The White House, for its part, has handed the CEO pay ball to Kenneth Feinberg, the Treasury Department “pay czar.” Feinberg only has authority over executive pay at bailed-out enterprises that haven’t yet paid back their TARP program tax dollars. But Feinberg does have a bully pulpit, and he has been pounding that pulpit to push his pet solution to executive pay excess.

Companies, advises Feinberg, need to shift their executive pay from cash to stock awards that executives have to wait several years before cashing out. This sort of shifting, Feinberg’s critics charge, only moves executive pay from one pocket to another.
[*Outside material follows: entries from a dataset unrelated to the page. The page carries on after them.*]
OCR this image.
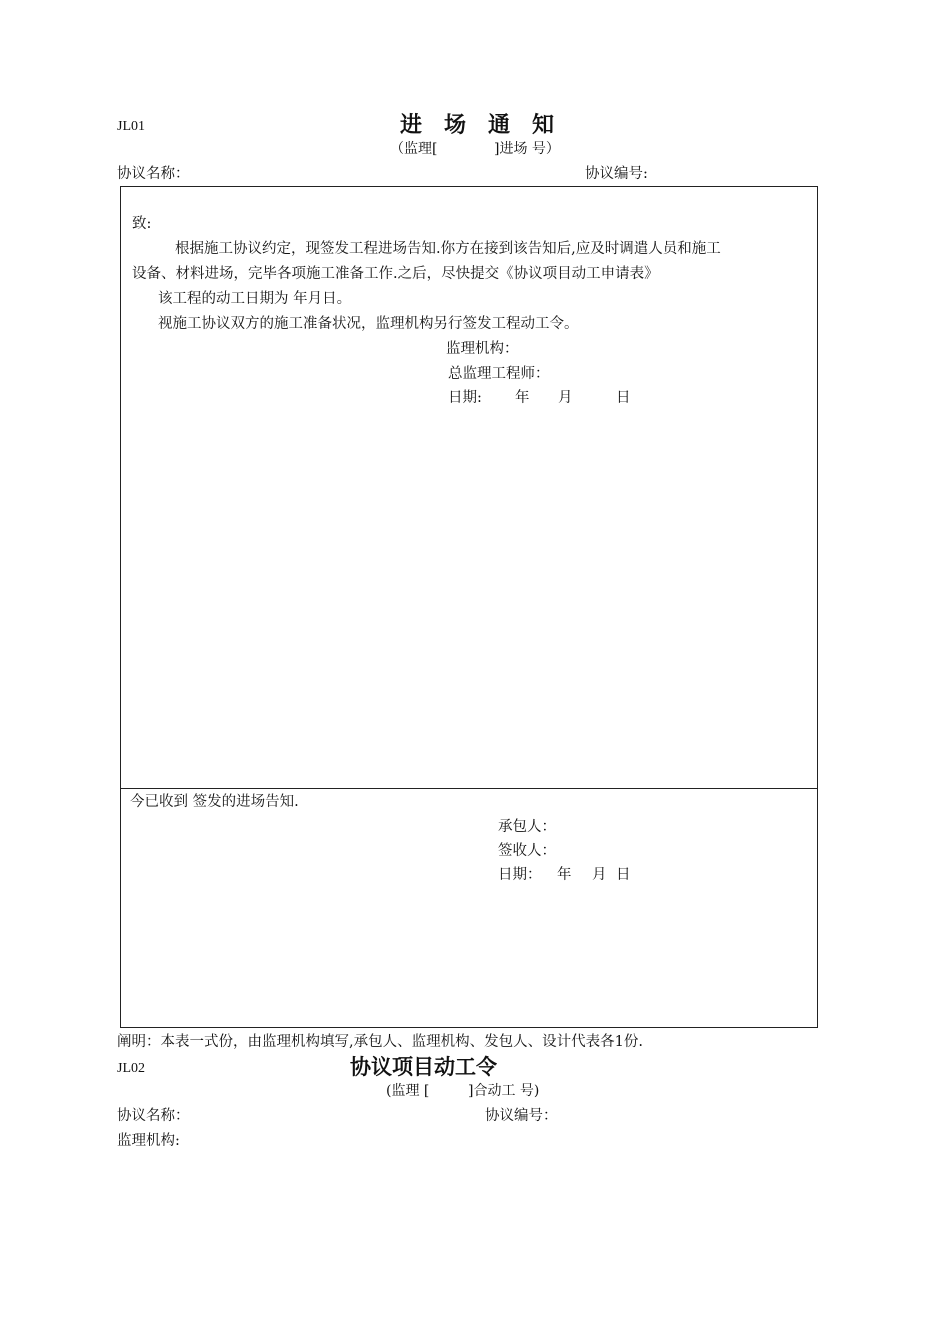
JL01	进 场 通 知
（监理[	]进场 号）
协议名称：	协议编号:
致:
根据施工协议约定，现签发工程进场告知.你方在接到该告知后,应及时调遣人员和施工
设备、材料进场，完毕各项施工准备工作.之后，尽快提交《协议项目动工申请表》
该工程的动工日期为 年月日。
视施工协议双方的施工准备状况，监理机构另行签发工程动工令。
监理机构：
总监理工程师：
日期: 年 月	日
今已收到 签发的进场告知.
承包人：
签收人：
日期： 年 月 日
阐明：本表一式份，由监理机构填写,承包人、监理机构、发包人、设计代表各1份.
JL02	协议项目动工令
(监理 [	]合动工 号)
协议名称：	协议编号：
监理机构:
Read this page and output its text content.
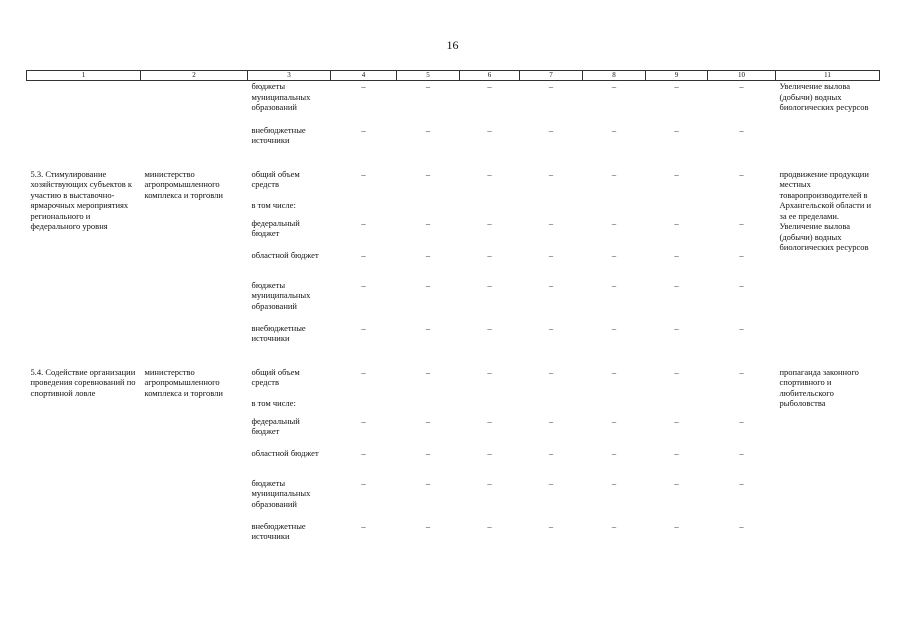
16
1	2	3	4	5	6	7	8	9	10	11
		бюджеты муниципальных образований	–	–	–	–	–	–	–	Увеличение вылова (добычи) водных биологических ресурсов
		внебюджетные источники	–	–	–	–	–	–	–	

5.3. Стимулирование хозяйствующих субъектов к участию в выставочно-ярмарочных мероприятиях регионального и федерального уровня	министерство агропромышленного комплекса и торговли	общий объем средств	–	–	–	–	–	–	–	продвижение продукции местных товаропроизводителей в Архангельской области и за ее пределами. Увеличение вылова (добычи) водных биологических ресурсов
		в том числе:								
		федеральный бюджет	–	–	–	–	–	–	–	
		областной бюджет	–	–	–	–	–	–	–	
		бюджеты муниципальных образований	–	–	–	–	–	–	–	
		внебюджетные источники	–	–	–	–	–	–	–	

5.4. Содействие организации проведения соревнований по спортивной ловле	министерство агропромышленного комплекса и торговли	общий объем средств	–	–	–	–	–	–	–	пропаганда законного спортивного и любительского рыболовства
		в том числе:								
		федеральный бюджет	–	–	–	–	–	–	–	
		областной бюджет	–	–	–	–	–	–	–	
		бюджеты муниципальных образований	–	–	–	–	–	–	–	
		внебюджетные источники	–	–	–	–	–	–	–	
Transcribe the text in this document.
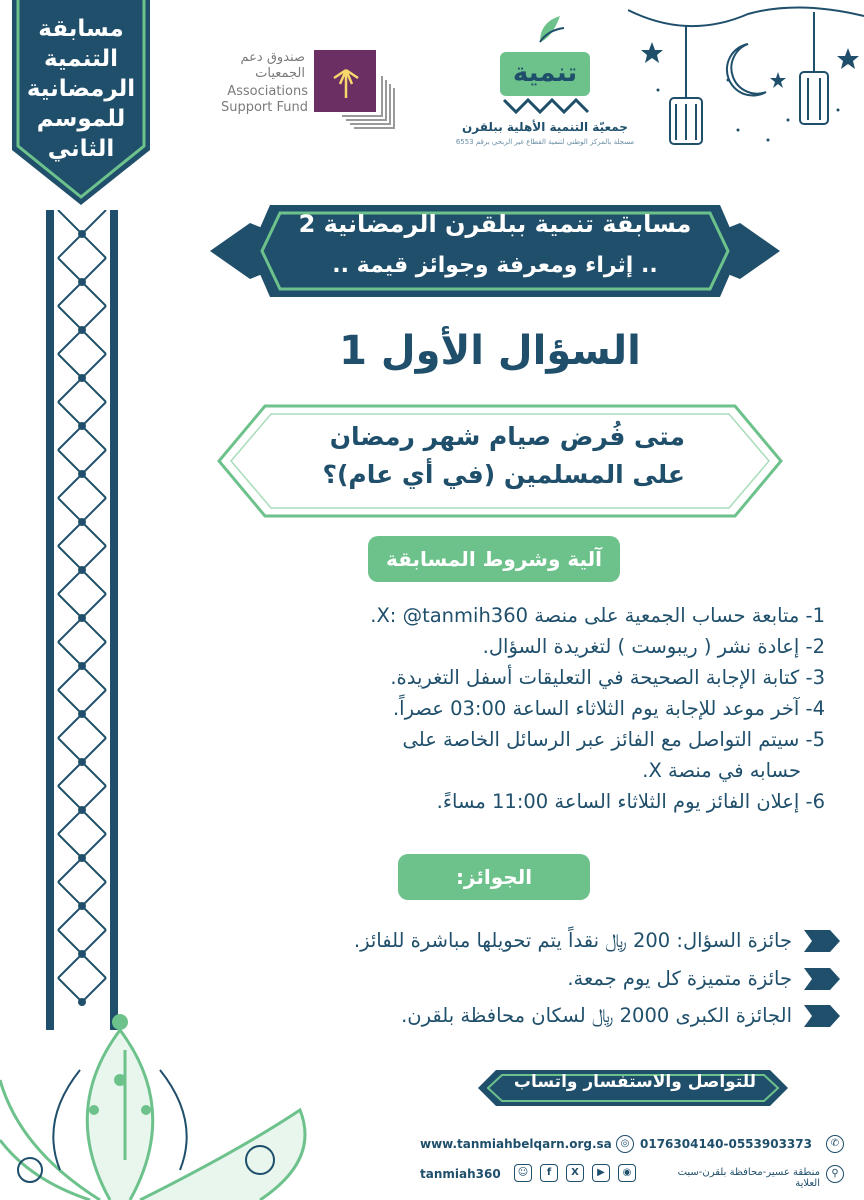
مسابقة
التنمية
الرمضانية
للموسم
الثاني
صندوق دعم
الجمعيات
Associations
Support Fund
تنمية
جمعيّة التنمية الأهلية ببلقرن
مسجلة بالمركز الوطني لتنمية القطاع غير الربحي برقم 6553
مسابقة تنمية ببلقرن الرمضانية 2
.. إثراء ومعرفة وجوائز قيمة ..
السؤال الأول 1
متى فُرض صيام شهر رمضان
على المسلمين (في أي عام)؟
آلية وشروط المسابقة
1- متابعة حساب الجمعية على منصة X: ‎@tanmih360.
2- إعادة نشر ( ريبوست ) لتغريدة السؤال.
3- كتابة الإجابة الصحيحة في التعليقات أسفل التغريدة.
4- آخر موعد للإجابة يوم الثلاثاء الساعة 03:00 عصراً.
5- سيتم التواصل مع الفائز عبر الرسائل الخاصة على
حسابه في منصة X.
6- إعلان الفائز يوم الثلاثاء الساعة 11:00 مساءً.
الجوائز:
جائزة السؤال: 200 ﷼ نقداً يتم تحويلها مباشرة للفائز.
جائزة متميزة كل يوم جمعة.
الجائزة الكبرى 2000 ﷼ لسكان محافظة بلقرن.
للتواصل والاستفسار واتساب
◎
www.tanmiahbelqarn.org.sa 0176304140-0553903373	✆
tanmiah360	☺	f	X	▶	◉	منطقة عسير-محافظة بلقرن-سبت العلاية
⚲
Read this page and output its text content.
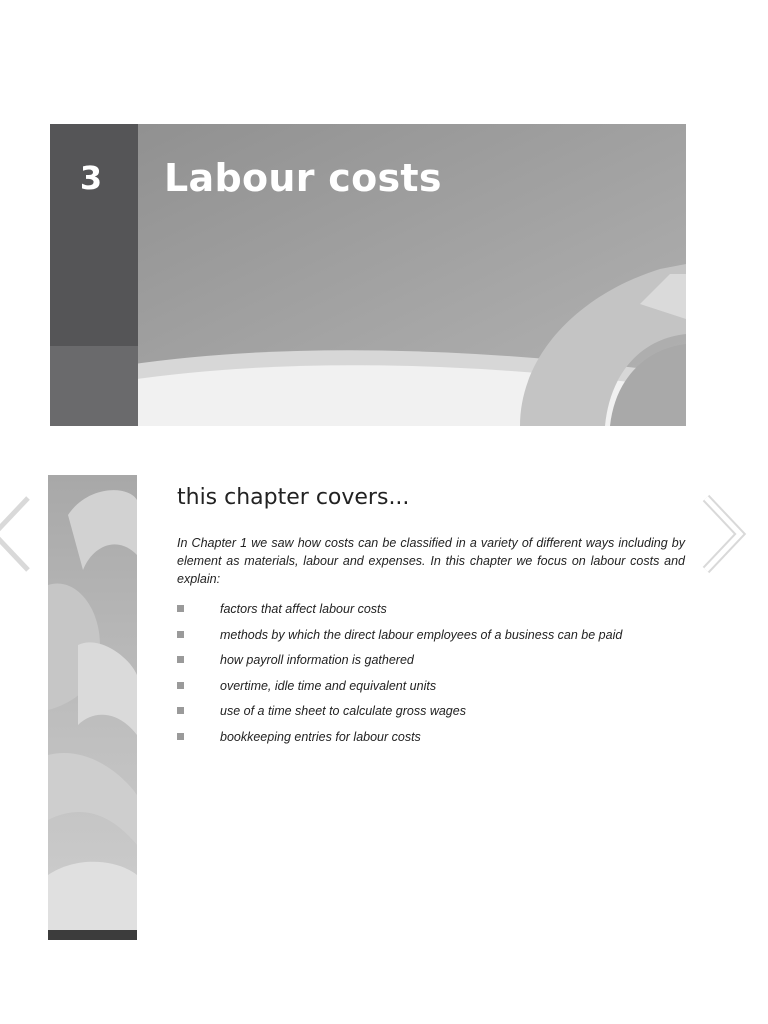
3	Labour costs
this chapter covers...

In Chapter 1 we saw how costs can be classified in a variety of different ways including by element as materials, labour and expenses. In this chapter we focus on labour costs and explain:

factors that affect labour costs
methods by which the direct labour employees of a business can be paid
how payroll information is gathered
overtime, idle time and equivalent units
use of a time sheet to calculate gross wages
bookkeeping entries for labour costs
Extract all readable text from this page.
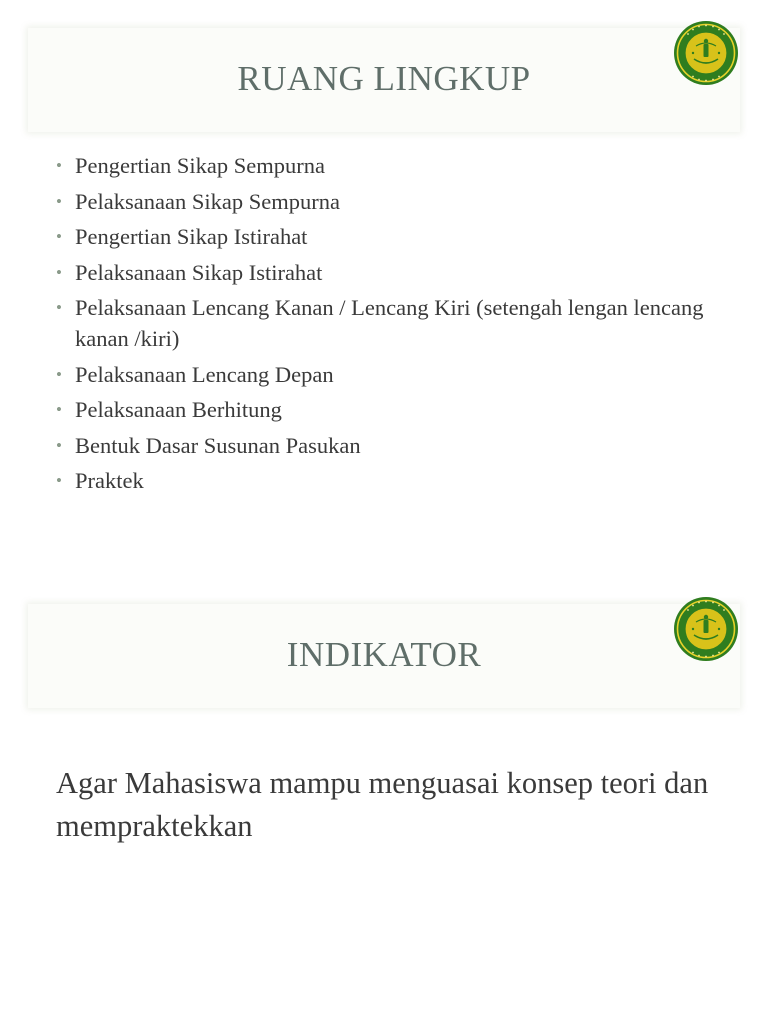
RUANG LINGKUP
• Pengertian Sikap Sempurna
• Pelaksanaan Sikap Sempurna
• Pengertian Sikap Istirahat
• Pelaksanaan Sikap Istirahat
• Pelaksanaan Lencang Kanan / Lencang Kiri (setengah lengan lencang kanan /kiri)
• Pelaksanaan Lencang Depan
• Pelaksanaan Berhitung
• Bentuk Dasar Susunan Pasukan
• Praktek
INDIKATOR

Agar Mahasiswa mampu menguasai konsep teori dan mempraktekkan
At the end of the day, under the Feinberg formulation, top 100 CEOs could still be taking in 1,000 times more pay than their workers.

Researchers who study what makes enterprises truly effective find that prospect chilling. Effective enterprises, these researchers understand, share rewards among everyone who contributes to enterprise success. They don’t lavish those rewards at the top of the corporate pyramid.

Peter Drucker, the founder of management science, regularly advocated for corporate pay gaps no wider than 25-to-1, and Congress does have pending some legislation that would move us in that direction. But the bills have no shot at passage anytime soon.

One of these bills would deny corporations tax deductions on any executive pay that runs over 25 times worker pay. Another would give a preference in the federal contract bidding process to companies whose top execs make less than 100 times what their workers make.

Most Americans would find these proposals “reasonable.” Why can’t Congress?

Sam Pizzigati edits Too Much, the online newsletter on excess and inequality published by the Washington, D.C.-based Institute for Policy Studies. Too Much appears weekly. Read the current issue or sign up to receive Too Much in your email inbox.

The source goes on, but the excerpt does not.